A pause in the signal series, because it was getting too difficult to write about the last type without having explained ATS first.
ATS, or Automatic Train Stop, or “What keeps the trains from crashing into each other?”
Link to Wikipedia article, for those that like that sort of explanation
ATS magnet. I don’t remember where I took this pic, but I think it’s Beaverton Transit Center, westbound platform
ATS in girder rail, Lloyd Center westbound platform
These little yellow rectangles are found all throughout the alignment, much to the delight and happiness of rail operators. These are the ATS (automatic train stop) magnets, and given their name it’s pretty easy to figure out what they do. If a train goes over one while the magnet is active, the train automatically comes to a stop.
They are associated with every signal capable of displaying a red aspect, and will be active as long as that signal is red. So, by default, a train physically cannot run a red light – attempting to do so will bring the train to an irretrievable stop.
ATS magnet and red signal aspect, Sunset TC westbound.
That magnet is currently active.
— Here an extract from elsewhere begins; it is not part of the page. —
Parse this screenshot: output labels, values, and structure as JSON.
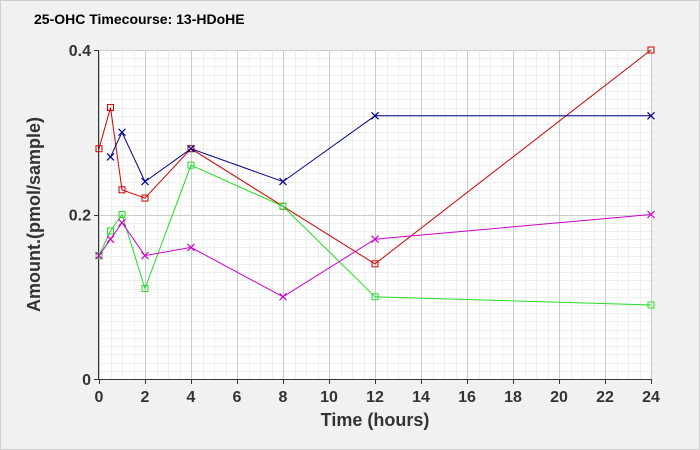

Stopping the train and selecting for a permissive signal will turn the magnet off once that signal displays something other than a red aspect, which allows the operator to move the train forward again. If the operator had tried to keep going, her train would have been brought to a stop (and she’d have some explaining to do and paperwork to fill out!) Again, if you scan the radio, that’s what’s called a “trip”, sometimes also referred to as “popping a red.”
ATS magnets are also located in areas where it is really unsafe for a train to speed – for example, coming into Gateway TC from any direction because of how busy it is, or the single track that goes into PDX International Airport. These “speed trip” magnets have a pickup a set distance away from the magnet depending what the speed limit is, which activates the magnet for as long as it would take a train going faster than the posted speed limit to reach. So with a 15mph magnet, for example, if a train is doing 16mph when it goes over the pickup and doesn’t slow down, when it goes over the magnet it will trip it and come to a stop. And again, the operator will have paperwork to fill out and explaining to do, because any type of ATS trip – from running a red or speeding – is a rule violation.
More or less how ATS works for speed – let’s say that distance takes 30 seconds to cross if you’re going 15mph. If you operate a train through it and it only takes you 25 seconds, you’re speeding, and that magnet will stop you.
Although new operators especially don’t like the magnets since it’s hard to remember the speed limits of all parts of the alignment at first (and therefore easy to get tripped!), they are an extremely important safety feature and it’s a very good thing that they’re there – they prevent collisions in ABS territory (which covers all high speed areas) because a train will come to a stop at the red light, long before getting close enough to the train in front of it to hit it. And they prevent derailments or other accidents in areas where speeding would be extremely dangerous.